A cross-functional team is a workgroup made up of employees from different functional areas within an organization who collaborate to reach a stated objective.
A software company, for example, could create a cross-functional team with workers from engineering, sales, marketing and customer service, all working as equal stakeholders, to produce a new application. In some cases, a cross-functional team will also include customers or other outside stakeholders in the project.
Organizations often create cross-functional teams on a temporary basis to function as a unit for the duration of a specific project, existing from the start of that project until, ideally, the project's successful completion. However, some enterprises organize their workforce in permanent cross-functional teams instead of in a more traditional hierarchical structure that includes clear divisions of professional disciplines.
Cross-functional teams can be used in organizations of all sizes.
A cross-functional team places less emphasis on the members' specific roles within the organization and more emphasis on communication and working together to accomplish organizational goals. For example, a data science team might include a business analyst, a quality engineer and the product managers from different divisions within the organization who will be using the data. Or, a software development team for a new vendor offering may include the executive sponsor and marketing manager, as well as the product owner, a technical writer, a database manager and the software development team.
The purpose of cross-functional teams
Companies use cross-functional teams to help them produce better results more quickly. As such, companies expect these work teams to be high-performance teams.
The philosophy behind that is by bringing together workers from the different business divisions with a stake in a project, the team can more effectively and efficiently address what needs to get done. And by collaborating together in a single unit with a common objective, the workers don't waste time passing a project from one department to the next, as they would in more traditional team arrangements.
Thus, cross-functional teams reduce the repetition and need for revisions that arise in more traditional team or project management arrangements, where a project moves through the various departments for input and review in a linear fashion.
In software development, teams following the Agile and DevOps methodologies have characteristics of cross-functional teams, as Agile and DevOps methodologies pull together various professionals to form multiple-functional units.
How to staff cross-functional teams
Ideally, a cross-functional team will be comprised of professionals from all the functional areas needed to design, develop and implement the end product, as well as the functional areas that will manage, sell or own the end product.
Although these teams are meant to break through departmental siloes, each team member still contributes his or her own professional or departmental skills to the whole as part of this collaborative effort. As such, team members should be chosen both for their subject-matter expertise and professional skills, as well as their ability to communicate and work well with others in the unit.
Setting up a cross-functional team can be a challenge for project managers.
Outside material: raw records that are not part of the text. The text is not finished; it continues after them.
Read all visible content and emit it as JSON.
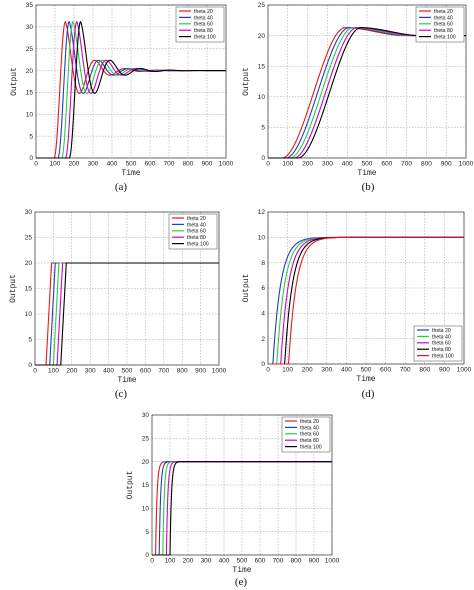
{
  "chart_data": [
    {
      "caption": "(a)",
      "type": "line",
      "xlabel": "Time",
      "ylabel": "Output",
      "xlim": [
        0,
        1000
      ],
      "ylim": [
        0,
        35
      ],
      "xticks": [
        0,
        100,
        200,
        300,
        400,
        500,
        600,
        700,
        800,
        900,
        1000
      ],
      "yticks": [
        0,
        5,
        10,
        15,
        20,
        25,
        30,
        35
      ],
      "grid": true,
      "legend": "top-right",
      "response": {
        "kind": "oscillatory",
        "final": 20,
        "peak": 31.2,
        "undershoot": 13.5,
        "period": 160,
        "decay_per_half_period": 0.45,
        "rise_time": 60
      },
      "series": [
        {
          "name": "theta 20",
          "color": "#e31a1c",
          "delay": 95
        },
        {
          "name": "theta 40",
          "color": "#1f3fbf",
          "delay": 115
        },
        {
          "name": "theta 60",
          "color": "#2ecc40",
          "delay": 135
        },
        {
          "name": "theta 80",
          "color": "#d000d0",
          "delay": 155
        },
        {
          "name": "theta 100",
          "color": "#000000",
          "delay": 175
        }
      ]
    },
    {
      "caption": "(b)",
      "type": "line",
      "xlabel": "Time",
      "ylabel": "Output",
      "xlim": [
        0,
        1000
      ],
      "ylim": [
        0,
        25
      ],
      "xticks": [
        0,
        100,
        200,
        300,
        400,
        500,
        600,
        700,
        800,
        900,
        1000
      ],
      "yticks": [
        0,
        5,
        10,
        15,
        20,
        25
      ],
      "grid": true,
      "legend": "top-right",
      "response": {
        "kind": "overshoot",
        "final": 20,
        "peak": 21.3,
        "peak_offset": 320,
        "settle_offset": 620
      },
      "series": [
        {
          "name": "theta 20",
          "color": "#e31a1c",
          "delay": 70
        },
        {
          "name": "theta 40",
          "color": "#1f3fbf",
          "delay": 90
        },
        {
          "name": "theta 60",
          "color": "#2ecc40",
          "delay": 110
        },
        {
          "name": "theta 80",
          "color": "#d000d0",
          "delay": 130
        },
        {
          "name": "theta 100",
          "color": "#000000",
          "delay": 150
        }
      ]
    },
    {
      "caption": "(c)",
      "type": "line",
      "xlabel": "Time",
      "ylabel": "Output",
      "xlim": [
        0,
        1000
      ],
      "ylim": [
        0,
        30
      ],
      "xticks": [
        0,
        100,
        200,
        300,
        400,
        500,
        600,
        700,
        800,
        900,
        1000
      ],
      "yticks": [
        0,
        5,
        10,
        15,
        20,
        25,
        30
      ],
      "grid": true,
      "legend": "top-right",
      "response": {
        "kind": "ramp",
        "final": 20,
        "rise_time": 30
      },
      "series": [
        {
          "name": "theta 20",
          "color": "#e31a1c",
          "delay": 60
        },
        {
          "name": "theta 40",
          "color": "#1f3fbf",
          "delay": 80
        },
        {
          "name": "theta 60",
          "color": "#2ecc40",
          "delay": 100
        },
        {
          "name": "theta 80",
          "color": "#d000d0",
          "delay": 120
        },
        {
          "name": "theta 100",
          "color": "#000000",
          "delay": 140
        }
      ]
    },
    {
      "caption": "(d)",
      "type": "line",
      "xlabel": "Time",
      "ylabel": "Output",
      "xlim": [
        0,
        1000
      ],
      "ylim": [
        0,
        12
      ],
      "xticks": [
        0,
        100,
        200,
        300,
        400,
        500,
        600,
        700,
        800,
        900,
        1000
      ],
      "yticks": [
        0,
        2,
        4,
        6,
        8,
        10,
        12
      ],
      "grid": true,
      "legend": "bottom-right",
      "response": {
        "kind": "exponential",
        "final": 10,
        "tau": 40
      },
      "series": [
        {
          "name": "theta 20",
          "color": "#1f3fbf",
          "delay": 25
        },
        {
          "name": "theta 40",
          "color": "#2ecc40",
          "delay": 45
        },
        {
          "name": "theta 60",
          "color": "#d000d0",
          "delay": 65
        },
        {
          "name": "theta 80",
          "color": "#000000",
          "delay": 85
        },
        {
          "name": "theta 100",
          "color": "#e31a1c",
          "delay": 105
        }
      ]
    },
    {
      "caption": "(e)",
      "type": "line",
      "xlabel": "Time",
      "ylabel": "Output",
      "xlim": [
        0,
        1000
      ],
      "ylim": [
        0,
        30
      ],
      "xticks": [
        0,
        100,
        200,
        300,
        400,
        500,
        600,
        700,
        800,
        900,
        1000
      ],
      "yticks": [
        0,
        5,
        10,
        15,
        20,
        25,
        30
      ],
      "grid": true,
      "legend": "top-right",
      "response": {
        "kind": "fast",
        "final": 20,
        "tau": 8
      },
      "series": [
        {
          "name": "theta 20",
          "color": "#e31a1c",
          "delay": 20
        },
        {
          "name": "theta 40",
          "color": "#1f3fbf",
          "delay": 40
        },
        {
          "name": "theta 60",
          "color": "#2ecc40",
          "delay": 60
        },
        {
          "name": "theta 80",
          "color": "#d000d0",
          "delay": 80
        },
        {
          "name": "theta 100",
          "color": "#000000",
          "delay": 100
        }
      ]
    }
  ]
}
Without having worked previously with the individuals involved, it can be difficult to balance the team's soft skills and hard skills and not end up with too many individuals who have similar skill sets, while neglecting other possible team members who would aid the team's goal.
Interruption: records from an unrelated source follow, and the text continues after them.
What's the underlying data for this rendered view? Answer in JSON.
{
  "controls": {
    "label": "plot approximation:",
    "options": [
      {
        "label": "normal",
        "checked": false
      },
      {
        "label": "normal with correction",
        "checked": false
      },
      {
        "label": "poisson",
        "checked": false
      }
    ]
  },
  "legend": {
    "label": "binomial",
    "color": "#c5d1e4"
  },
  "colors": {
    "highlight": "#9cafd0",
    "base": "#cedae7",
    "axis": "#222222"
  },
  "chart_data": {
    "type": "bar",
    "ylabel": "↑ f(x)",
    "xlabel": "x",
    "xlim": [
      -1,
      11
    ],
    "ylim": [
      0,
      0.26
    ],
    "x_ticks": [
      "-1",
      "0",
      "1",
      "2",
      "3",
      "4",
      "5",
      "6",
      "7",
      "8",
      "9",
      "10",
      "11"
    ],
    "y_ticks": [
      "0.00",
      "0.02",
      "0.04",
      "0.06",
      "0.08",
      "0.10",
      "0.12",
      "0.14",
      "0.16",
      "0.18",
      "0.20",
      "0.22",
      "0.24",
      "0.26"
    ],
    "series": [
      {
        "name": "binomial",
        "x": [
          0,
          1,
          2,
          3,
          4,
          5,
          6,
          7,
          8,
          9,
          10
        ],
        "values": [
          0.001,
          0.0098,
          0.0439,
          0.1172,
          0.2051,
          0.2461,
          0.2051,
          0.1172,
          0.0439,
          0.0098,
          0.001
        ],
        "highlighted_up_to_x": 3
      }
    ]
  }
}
How cross-functional teams work
Individual members, as well as the cross-functional team itself, generally have a high level of decision-making capabilities, a characteristic that helps them move faster through projects than other types of teams could.
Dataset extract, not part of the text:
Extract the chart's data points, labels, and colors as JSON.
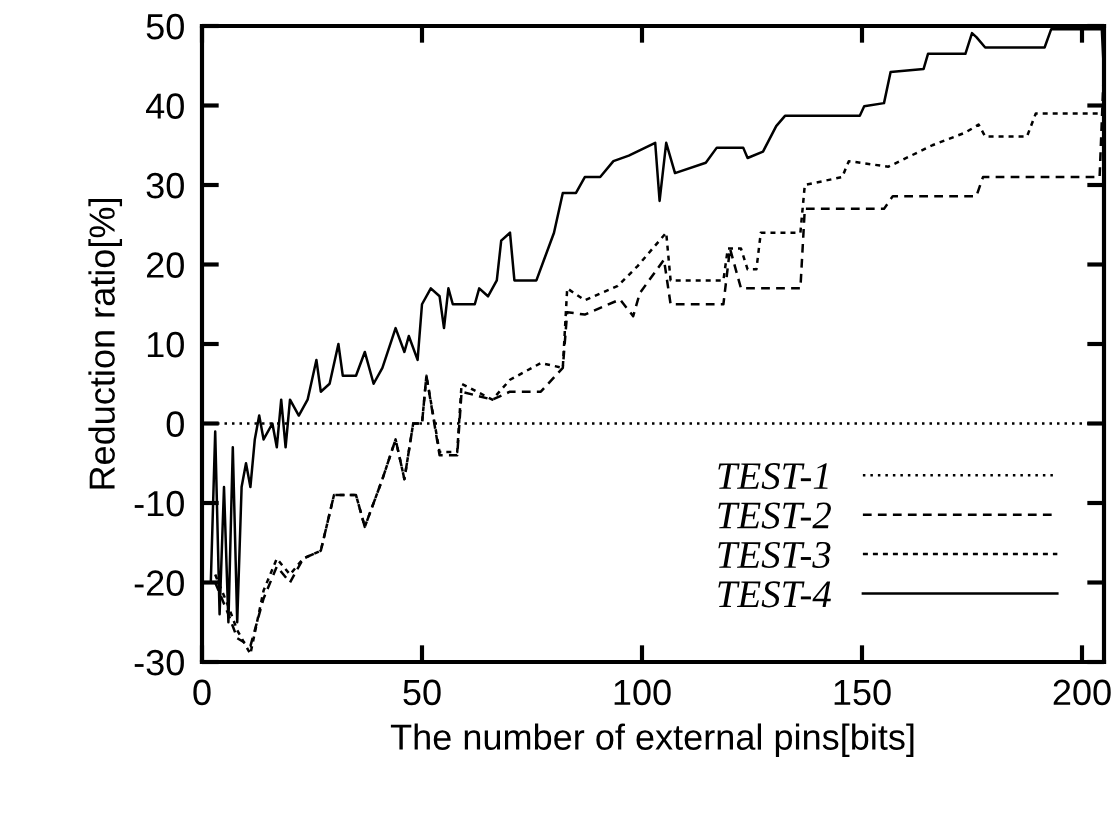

The cross-functional team needs to understand the problem to be solved or the objective to be met, as well as clear, defined goals.
Cross-functional team management
Despite their decision-making authority, cross-functional teams still need an appropriate level of management.
Moreover, they need management that is likewise able to work across siloed departments and put the team's success first, rather putting any one department's interests first.
Cross-functional teams are more likely to succeed when the organization puts in place strong governance with high-level leadership that oversees its progress and its ability to meet milestones, as well as holding accountability for its success.
This high-level leadership could be a single executive or a multiple leaders from the functional areas represented on the team itself.
This management level needs to ensure the team has clear goals along with realistic schedules and adequate resources to accomplish its objectives -- mirroring the requirements of what any other type of project team needs to fulfill its mission.
Necessary policies and components
In addition to appropriate levels of high-level management and governance, management experts list several other key components needed to ensure cross-functional teams succeed.
These teams need to understand not just the project's goals and objectives, but have clearly delineated project scope -- again, a requirement that mirrors what all projects need to succeed.
They also need to have strong communication skills among team members so they can break down functional siloes, yet still effectively convey the perspectives and requirements of their respective professional areas of expertise and functional areas.
These teams also need to have adequate autonomy and an independent decision-making process to move the project forward. They also need to have adequate authority over required resources so they can access those resources when and how they're needed to reach the team's stated objectives.
Pros and cons
Proponents of using cross-functional teams list multiple benefits for organizations that use them. Those include the following:
- Improved problem-solving and faster decision-making, both of which lead to the development of a better product more quickly;
- Increased innovation;
- Higher capacity to respond to changing market conditions and requirements, due to the team's decision-making capabilities; and
- Better alignment to overall organizational goals, as cross-functional teams break down departmental self-interests to focus on a common objective.
On the other hand, cross-functional teams can be prone to failure when they're not appropriately staffed and managed. Like all projects without the right staffing and oversight, failed cross-functional team projects waste time and resources and, thus, can create division within an organization, as well as put the organization at a competitive disadvantage by failing to deliver on its objectives.